HIV infection rates also are high among men who have moved to Phnom Penh from the countryside to work. These men often become infected at brothels and then take the virus home to their wives.

For many of those infected with HIV, life is difficult. Cambodia's health-care system is basic at best. Conditions are unhygienic. Modern medical equipment is almost non-existent.

And discrimination against AIDS sufferers is commonplace, despite efforts being made to stamp it out.

Mony is HIV positive and works for the Cambodian Community of Women living with HIV/AIDS.

"In the community, stigma and discrimination is still happening.

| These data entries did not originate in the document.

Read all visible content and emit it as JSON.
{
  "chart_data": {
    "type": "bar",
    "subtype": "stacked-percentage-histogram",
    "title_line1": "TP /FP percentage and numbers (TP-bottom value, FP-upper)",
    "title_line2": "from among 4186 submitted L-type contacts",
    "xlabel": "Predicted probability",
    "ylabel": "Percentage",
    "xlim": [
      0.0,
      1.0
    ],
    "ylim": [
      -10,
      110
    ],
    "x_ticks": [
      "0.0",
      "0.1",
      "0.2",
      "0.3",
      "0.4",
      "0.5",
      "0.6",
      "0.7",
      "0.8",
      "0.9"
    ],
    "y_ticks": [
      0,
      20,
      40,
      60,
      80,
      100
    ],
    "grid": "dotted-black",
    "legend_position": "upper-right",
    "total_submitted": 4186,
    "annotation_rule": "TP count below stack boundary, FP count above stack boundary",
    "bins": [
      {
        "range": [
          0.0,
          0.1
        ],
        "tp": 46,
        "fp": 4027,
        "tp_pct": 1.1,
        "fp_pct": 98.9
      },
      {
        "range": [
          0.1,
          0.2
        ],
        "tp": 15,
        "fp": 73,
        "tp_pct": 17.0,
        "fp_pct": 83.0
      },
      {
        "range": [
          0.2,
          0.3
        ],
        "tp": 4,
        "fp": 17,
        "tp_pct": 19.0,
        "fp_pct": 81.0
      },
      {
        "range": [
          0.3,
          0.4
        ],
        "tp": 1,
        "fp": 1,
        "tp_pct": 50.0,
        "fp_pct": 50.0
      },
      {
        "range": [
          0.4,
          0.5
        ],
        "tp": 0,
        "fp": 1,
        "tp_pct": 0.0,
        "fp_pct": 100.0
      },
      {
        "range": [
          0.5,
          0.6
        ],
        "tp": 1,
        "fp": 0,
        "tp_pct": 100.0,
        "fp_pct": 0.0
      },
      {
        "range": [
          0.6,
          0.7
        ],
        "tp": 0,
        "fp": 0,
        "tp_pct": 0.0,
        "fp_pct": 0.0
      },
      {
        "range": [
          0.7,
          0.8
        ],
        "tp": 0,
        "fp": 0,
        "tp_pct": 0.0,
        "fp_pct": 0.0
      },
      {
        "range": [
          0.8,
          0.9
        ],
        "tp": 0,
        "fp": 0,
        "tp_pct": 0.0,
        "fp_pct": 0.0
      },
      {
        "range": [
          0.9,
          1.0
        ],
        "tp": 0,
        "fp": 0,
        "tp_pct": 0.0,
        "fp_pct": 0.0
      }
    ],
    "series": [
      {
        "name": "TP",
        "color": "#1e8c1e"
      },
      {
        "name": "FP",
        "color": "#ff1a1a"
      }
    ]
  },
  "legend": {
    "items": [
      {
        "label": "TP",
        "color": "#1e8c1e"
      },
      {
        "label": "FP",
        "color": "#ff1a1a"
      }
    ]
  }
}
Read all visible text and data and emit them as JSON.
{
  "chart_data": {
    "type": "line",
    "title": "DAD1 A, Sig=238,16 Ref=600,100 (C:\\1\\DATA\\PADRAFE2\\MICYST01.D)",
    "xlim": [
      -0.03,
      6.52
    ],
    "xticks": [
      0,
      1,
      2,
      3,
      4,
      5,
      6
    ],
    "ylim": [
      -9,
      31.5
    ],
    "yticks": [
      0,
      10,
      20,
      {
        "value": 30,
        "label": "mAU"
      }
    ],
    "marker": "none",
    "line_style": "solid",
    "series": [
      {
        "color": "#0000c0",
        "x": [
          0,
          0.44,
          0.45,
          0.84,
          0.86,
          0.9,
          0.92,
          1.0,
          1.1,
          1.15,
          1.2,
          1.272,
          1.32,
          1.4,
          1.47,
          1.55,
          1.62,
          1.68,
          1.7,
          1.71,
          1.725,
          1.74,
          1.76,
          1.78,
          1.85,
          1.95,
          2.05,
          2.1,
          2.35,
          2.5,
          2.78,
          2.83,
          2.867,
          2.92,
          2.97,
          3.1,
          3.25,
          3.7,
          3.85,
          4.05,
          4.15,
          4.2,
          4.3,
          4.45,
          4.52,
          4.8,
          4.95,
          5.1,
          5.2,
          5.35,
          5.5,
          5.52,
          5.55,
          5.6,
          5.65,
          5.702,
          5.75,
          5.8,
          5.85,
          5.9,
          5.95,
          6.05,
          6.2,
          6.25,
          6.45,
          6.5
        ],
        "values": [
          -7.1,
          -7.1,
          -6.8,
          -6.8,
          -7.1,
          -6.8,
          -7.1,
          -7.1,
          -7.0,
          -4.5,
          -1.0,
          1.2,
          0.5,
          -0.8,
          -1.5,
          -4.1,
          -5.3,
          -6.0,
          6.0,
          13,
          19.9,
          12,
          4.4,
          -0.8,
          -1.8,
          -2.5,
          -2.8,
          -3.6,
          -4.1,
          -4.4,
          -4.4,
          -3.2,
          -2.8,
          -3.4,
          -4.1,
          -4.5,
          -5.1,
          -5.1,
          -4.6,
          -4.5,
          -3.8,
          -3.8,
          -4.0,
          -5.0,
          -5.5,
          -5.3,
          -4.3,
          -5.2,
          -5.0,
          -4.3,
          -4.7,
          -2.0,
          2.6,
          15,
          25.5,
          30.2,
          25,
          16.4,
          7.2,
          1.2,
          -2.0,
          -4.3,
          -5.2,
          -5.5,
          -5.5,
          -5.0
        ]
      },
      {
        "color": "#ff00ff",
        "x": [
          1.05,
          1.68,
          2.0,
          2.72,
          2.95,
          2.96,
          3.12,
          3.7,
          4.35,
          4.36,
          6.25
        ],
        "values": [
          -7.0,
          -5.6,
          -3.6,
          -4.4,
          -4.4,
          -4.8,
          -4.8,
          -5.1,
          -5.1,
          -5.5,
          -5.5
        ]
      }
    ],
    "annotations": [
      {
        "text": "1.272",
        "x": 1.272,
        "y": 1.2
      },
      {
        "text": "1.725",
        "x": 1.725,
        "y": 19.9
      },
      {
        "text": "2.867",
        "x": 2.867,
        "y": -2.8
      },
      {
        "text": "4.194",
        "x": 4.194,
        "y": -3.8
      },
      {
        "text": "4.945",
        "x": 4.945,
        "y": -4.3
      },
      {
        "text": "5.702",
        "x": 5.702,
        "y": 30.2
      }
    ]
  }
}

Nobody wants to talk to the PLHA - people living with HIV and AIDS - nobody wants to buy their products," said Mony.

"So, it is still very hard ... even the stigma and discrimination in the health center and also at the national level ... it is still happening, yeah."

Despite these problems, Cambodia has become an example of how to fight the disease. AIDS experts say the lesson from Cambodia is that if the political will is there from the top, the disease can be contained, even in the poorest nations.